[CentOS] sound problems... alsa & systemd?

Wed Mar 29 13:43:03 UTC 2017
ken <gebser at mousecar.com>

On 03/28/2017 08:53 PM, ken wrote:
> The www has failed me with this, so I'm trying you guys.  Sound worked 
> great out of the box when I installed 7.2... Yay!  I could watch all 
> kinds of videos, like on facebook and youtube.  And I could listen to 
> most podcasts too.  But then something happened.

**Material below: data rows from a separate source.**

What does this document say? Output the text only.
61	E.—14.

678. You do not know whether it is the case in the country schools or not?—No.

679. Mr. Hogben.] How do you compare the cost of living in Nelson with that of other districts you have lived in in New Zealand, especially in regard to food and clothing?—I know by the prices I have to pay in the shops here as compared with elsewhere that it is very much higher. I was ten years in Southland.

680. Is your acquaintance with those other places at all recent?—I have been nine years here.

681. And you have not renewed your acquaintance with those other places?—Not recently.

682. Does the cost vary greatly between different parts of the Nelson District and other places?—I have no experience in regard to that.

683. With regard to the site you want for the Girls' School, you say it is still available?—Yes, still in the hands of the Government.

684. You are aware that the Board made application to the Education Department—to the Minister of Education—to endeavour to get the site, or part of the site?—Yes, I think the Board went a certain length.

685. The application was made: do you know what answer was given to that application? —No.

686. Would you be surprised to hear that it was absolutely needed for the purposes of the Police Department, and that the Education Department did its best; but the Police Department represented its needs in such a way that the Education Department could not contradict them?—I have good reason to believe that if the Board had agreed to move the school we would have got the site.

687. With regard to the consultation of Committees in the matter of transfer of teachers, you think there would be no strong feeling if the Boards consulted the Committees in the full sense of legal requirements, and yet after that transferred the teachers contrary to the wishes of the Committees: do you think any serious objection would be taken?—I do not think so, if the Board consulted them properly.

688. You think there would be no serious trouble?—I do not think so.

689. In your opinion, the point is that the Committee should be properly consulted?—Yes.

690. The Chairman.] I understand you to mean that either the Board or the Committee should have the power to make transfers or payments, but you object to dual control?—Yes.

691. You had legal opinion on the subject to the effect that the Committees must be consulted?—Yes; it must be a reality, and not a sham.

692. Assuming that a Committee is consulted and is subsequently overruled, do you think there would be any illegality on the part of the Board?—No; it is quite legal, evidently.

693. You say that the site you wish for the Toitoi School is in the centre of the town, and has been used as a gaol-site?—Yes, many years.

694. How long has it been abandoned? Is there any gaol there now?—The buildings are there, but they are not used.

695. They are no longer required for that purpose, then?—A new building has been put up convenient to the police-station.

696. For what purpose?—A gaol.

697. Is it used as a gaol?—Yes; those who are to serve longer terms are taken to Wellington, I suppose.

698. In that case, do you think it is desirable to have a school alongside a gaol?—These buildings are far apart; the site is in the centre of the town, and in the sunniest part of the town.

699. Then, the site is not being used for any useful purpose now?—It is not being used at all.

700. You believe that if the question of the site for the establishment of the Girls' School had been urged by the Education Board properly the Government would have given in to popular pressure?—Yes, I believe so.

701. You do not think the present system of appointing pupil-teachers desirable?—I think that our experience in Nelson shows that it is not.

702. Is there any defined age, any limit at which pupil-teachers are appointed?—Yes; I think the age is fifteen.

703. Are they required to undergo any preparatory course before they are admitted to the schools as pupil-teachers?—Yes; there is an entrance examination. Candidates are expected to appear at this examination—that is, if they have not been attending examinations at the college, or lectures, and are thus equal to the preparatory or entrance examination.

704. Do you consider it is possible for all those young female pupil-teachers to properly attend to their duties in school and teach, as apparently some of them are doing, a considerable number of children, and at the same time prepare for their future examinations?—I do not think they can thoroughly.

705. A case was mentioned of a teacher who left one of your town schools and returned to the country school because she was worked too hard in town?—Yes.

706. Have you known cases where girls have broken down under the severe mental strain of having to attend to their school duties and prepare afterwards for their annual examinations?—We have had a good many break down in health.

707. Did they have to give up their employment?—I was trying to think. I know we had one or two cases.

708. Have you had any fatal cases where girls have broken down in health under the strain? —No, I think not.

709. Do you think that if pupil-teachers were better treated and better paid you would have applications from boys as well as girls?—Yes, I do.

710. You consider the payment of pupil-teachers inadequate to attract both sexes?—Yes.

It was either a 
> kernel upgrade or that I installed vlc (for watching videos on DVD) 
> and the whole stack of codecs for it... I don't know exactly when, but 
> at some point I no longer had sound with youtube  and other web 
> videos.  The videos played fine, just no sound.  Note that using vlc, 
> both video and the audio with it play just fine.  I need to select the 
> audio driver (from a list in a vlc menu), however, else the sound 
> won't work in vlc either.
> If I go into the Applications menu, then System Tools -> Settings -> 
> Sound, under "Choose a device for sound output:" there are no devices 
> listed.  There used to be.
> If I run "aplayer file.wav", nothing plays (no sound at all) and I get 
> the error "main:786: audio open error: No such file or directory".  
> If, on the other hand, I run "aplay file.wav -D plughw:0" (i.e., 
> specify the/a device), I do get sound, the file does play.
> I ran alsa-info.sh and it posted tons of info from it on my setup at 
> http://www.alsa-project.org/db/?f=1dba91886be054df4816000768a0f5b109947a48. 
> Yet it still doesn't tell me what's missing.
> Anyone here have an idea...? or thoughts about where to look next?
> tia,
> ken 

Still poking around my system for a solution, I found this comment at 
the top of /usr/lib/systemd/system/alsa-state.service and two other 
files in the same directory:

> # Note that two different ALSA card state management schemes exist and 
> they
> # can be switched using a file exist check - /etc/alsa/state-daemon.conf .

The /etc/alsa/state-daemon.conf file consists of one line:

> # Remove this file to disable the alsactl daemon mode

I understand that a daemon continually runs, waiting for an event and 
then acts in some way in response, but it has to mean something more in 
this context.  Anyone familiar with the internals of this?